While the fares for Night Jet seem on the cheap (check out the download PDF I noted earlier - don't need to know German to read the fares; €=$ are almost par nowadays) , I think it is just another restless night of "trying to sleep"
 #1414960  by Nasadowsk
 
Gilbert B Norman wrote:Mr. Nas, on the Continent, why OBB is promoting Sleeper services when every other European system is dropping them escapes me.
They got a pretty good deal on the equipment from DB - 57 cars for €40 million...

I think this will be a short-lived experiment. OBB isn't going to toss money into a rabbithole forever.
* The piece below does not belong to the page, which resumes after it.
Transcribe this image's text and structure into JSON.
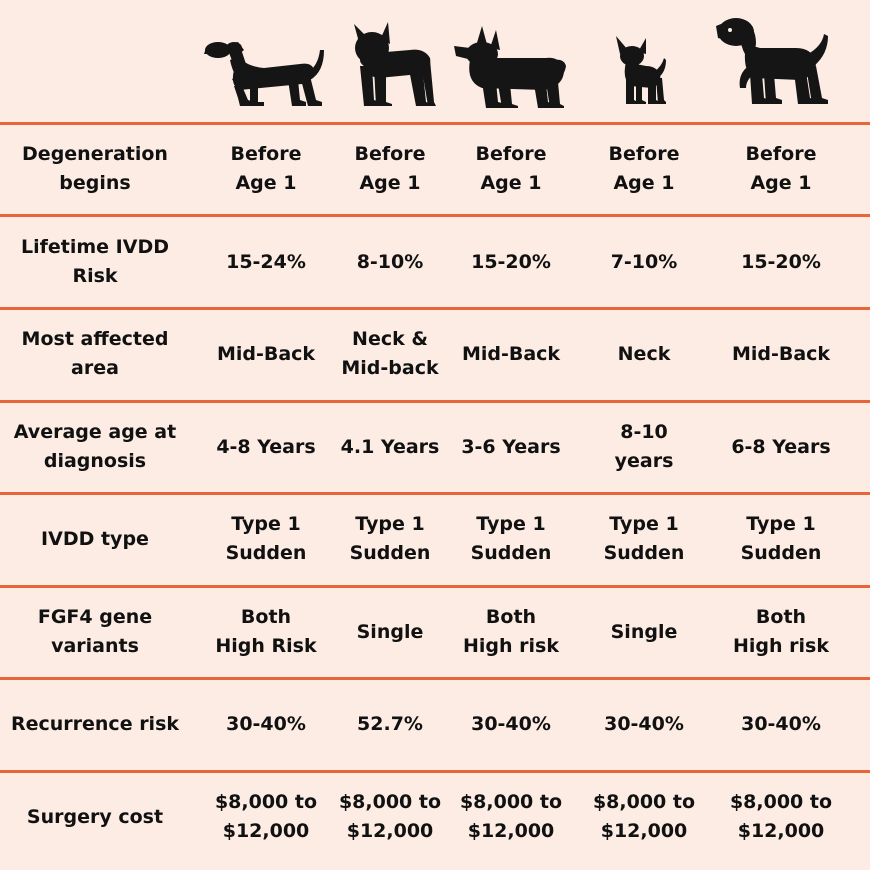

Sleepers have been on life support over there for a while now, and everyone can see the writing on the wall...
 #1414969  by SouthernRailway
 
Amtrak could already make some extra cash and introduce sleeping cars to business travelers by selling Viewliner space for trips between NYP and WAS. My Crescent trip yesterday had mostly empty sleeping cars until after WAS, heading southbound. I recall that this has been discussed before but surely selling the space only on the day of travel wouldn't result in short-distance trips using up space that could be sold to longer-distance travelers.